Şehrin ortasında fena korunmamış durumda bir Roma tiyatrosu kalıntısı var. İçini de gezebilirsiniz. 




Catania'nın büyük bir balık pazarı var. Esasında bizler için şaşırtıcı değil tabii. Duomo'nun arkası gibi kalıyor. Biz iki gece yemek yedik. Birinci gece ismini ne yazık ki hatırlayamadığım, arkadaşlarımzıın rezervasyonsuz yer bulamadığı bizim rahatlıkla oturduğumuz bir yerdi. Ben barbun yedim. Yani bu restaurant Guardian'a falan çıkmış ama bence pek numarası yoktu. İkinci yemeğimizi ise Mm Trattoria'da yedik. Ve ilk restaurant da bunun karşısındaydı. Ben buranın yemeklerini daha çok sevdim. ben kılıç balığı istedim, Uğur ton. Ama sonuç olarak değişmek zorunda kaldık çünkü ton daha ok sushi kıvamındaydı:) Şarabı sadece kırmızı mı beyaz mı istersiniz diye soruyorlar bu arada. Marka seçmek gibi bir şansınız yok. Yanlış hatırlamıyorsam biz iki restaurantta da 30 euro civarı bir hesap ödemiştik. 


Sicilya'da cannoli isimli tatlı çok meşhur.

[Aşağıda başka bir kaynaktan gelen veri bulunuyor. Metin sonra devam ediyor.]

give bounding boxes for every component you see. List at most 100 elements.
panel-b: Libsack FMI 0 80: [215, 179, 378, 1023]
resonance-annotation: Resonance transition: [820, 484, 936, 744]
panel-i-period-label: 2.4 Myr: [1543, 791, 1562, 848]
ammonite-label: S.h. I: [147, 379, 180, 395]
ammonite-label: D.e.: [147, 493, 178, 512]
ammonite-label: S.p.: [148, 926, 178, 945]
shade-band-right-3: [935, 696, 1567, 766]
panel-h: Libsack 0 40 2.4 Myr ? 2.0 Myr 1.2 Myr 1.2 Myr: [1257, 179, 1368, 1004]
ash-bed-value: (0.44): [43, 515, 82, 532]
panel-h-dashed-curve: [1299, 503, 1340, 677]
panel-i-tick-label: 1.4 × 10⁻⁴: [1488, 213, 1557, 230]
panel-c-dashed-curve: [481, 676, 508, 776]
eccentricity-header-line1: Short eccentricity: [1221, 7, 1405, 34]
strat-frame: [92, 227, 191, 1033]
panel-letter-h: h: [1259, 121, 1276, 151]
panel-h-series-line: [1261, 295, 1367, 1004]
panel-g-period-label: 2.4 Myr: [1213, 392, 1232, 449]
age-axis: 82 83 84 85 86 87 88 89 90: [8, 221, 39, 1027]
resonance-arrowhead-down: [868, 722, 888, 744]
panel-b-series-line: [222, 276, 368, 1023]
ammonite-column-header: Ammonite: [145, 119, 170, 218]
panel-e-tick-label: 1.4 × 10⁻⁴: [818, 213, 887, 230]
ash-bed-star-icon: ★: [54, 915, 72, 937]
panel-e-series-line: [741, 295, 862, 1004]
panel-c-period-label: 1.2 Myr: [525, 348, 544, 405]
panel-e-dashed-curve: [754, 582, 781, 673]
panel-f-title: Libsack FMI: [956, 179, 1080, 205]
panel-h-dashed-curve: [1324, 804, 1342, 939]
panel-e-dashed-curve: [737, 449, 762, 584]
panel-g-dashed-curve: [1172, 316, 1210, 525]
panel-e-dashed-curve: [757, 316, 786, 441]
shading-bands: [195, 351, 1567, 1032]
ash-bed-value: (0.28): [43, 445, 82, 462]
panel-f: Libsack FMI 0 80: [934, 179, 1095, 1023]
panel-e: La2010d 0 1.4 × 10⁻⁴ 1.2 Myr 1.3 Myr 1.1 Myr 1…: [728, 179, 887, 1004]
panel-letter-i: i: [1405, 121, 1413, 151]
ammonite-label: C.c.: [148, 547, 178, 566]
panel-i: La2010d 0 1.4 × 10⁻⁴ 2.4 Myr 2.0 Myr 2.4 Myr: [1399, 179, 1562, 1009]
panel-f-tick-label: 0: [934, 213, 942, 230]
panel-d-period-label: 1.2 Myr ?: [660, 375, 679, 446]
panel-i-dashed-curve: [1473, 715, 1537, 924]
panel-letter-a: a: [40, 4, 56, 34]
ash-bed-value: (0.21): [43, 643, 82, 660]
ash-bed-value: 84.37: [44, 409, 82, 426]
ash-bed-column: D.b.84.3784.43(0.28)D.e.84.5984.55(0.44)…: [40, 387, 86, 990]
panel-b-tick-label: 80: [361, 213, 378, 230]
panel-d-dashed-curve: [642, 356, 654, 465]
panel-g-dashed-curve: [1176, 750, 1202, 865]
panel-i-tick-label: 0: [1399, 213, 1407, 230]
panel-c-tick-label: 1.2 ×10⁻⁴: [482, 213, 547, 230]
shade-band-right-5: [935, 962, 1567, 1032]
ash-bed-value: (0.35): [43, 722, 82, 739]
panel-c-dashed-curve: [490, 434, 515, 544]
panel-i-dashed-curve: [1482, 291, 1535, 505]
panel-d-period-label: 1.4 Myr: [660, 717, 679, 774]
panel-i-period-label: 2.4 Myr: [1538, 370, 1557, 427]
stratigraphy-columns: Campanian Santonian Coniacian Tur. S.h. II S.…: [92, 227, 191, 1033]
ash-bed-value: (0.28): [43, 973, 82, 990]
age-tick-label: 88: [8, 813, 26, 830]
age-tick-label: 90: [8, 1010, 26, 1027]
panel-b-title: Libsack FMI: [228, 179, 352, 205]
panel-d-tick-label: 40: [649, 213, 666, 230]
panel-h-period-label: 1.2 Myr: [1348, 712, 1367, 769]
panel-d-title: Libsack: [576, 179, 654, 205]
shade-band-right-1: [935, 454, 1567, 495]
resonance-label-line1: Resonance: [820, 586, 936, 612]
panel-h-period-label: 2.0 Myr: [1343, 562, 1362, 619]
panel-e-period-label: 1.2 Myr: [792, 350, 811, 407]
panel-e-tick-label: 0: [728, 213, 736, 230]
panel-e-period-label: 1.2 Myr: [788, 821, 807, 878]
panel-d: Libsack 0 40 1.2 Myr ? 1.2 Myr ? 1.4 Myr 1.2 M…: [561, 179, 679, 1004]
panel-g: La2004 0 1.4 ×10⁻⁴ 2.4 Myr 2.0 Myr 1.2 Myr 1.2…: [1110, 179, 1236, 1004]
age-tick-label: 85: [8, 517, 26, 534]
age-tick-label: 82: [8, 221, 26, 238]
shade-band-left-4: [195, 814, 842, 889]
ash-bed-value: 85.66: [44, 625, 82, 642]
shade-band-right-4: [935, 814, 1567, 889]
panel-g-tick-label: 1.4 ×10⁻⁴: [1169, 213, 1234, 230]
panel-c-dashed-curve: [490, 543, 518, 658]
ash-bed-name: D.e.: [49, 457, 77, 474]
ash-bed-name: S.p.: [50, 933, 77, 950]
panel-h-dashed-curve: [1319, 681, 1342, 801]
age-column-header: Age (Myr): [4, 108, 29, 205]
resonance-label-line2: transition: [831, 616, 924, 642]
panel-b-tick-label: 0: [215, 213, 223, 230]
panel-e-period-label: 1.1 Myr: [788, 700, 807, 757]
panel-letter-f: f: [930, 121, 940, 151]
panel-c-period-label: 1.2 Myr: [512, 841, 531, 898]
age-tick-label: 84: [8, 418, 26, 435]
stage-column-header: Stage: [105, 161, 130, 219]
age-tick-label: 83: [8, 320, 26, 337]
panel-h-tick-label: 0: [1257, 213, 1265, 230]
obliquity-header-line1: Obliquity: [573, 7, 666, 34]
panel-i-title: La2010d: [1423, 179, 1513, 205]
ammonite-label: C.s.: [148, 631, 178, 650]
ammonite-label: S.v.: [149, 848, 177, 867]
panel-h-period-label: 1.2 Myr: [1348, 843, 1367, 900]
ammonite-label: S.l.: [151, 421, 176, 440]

Bence de baya başarılı. Ama mesela CAtania'da iki kere yedim, üstelik birisi I Dolci Di Nonna Vincenza isimli meşhur bir pastaneydi ama ikisi de çok tırttı. Bence Cannoli için Taormina'yı bekleyin. 

Bu arada biz araba kiralamadık hırsızlık olaylarından çekindiğimiz için. Tren ve otobüs seferleri çok sık ve kullanışlı. Belki araba kiralanarak daha çok yer gezilebilir tabii ama neden daha az  yer gezdik demedik açıkçası.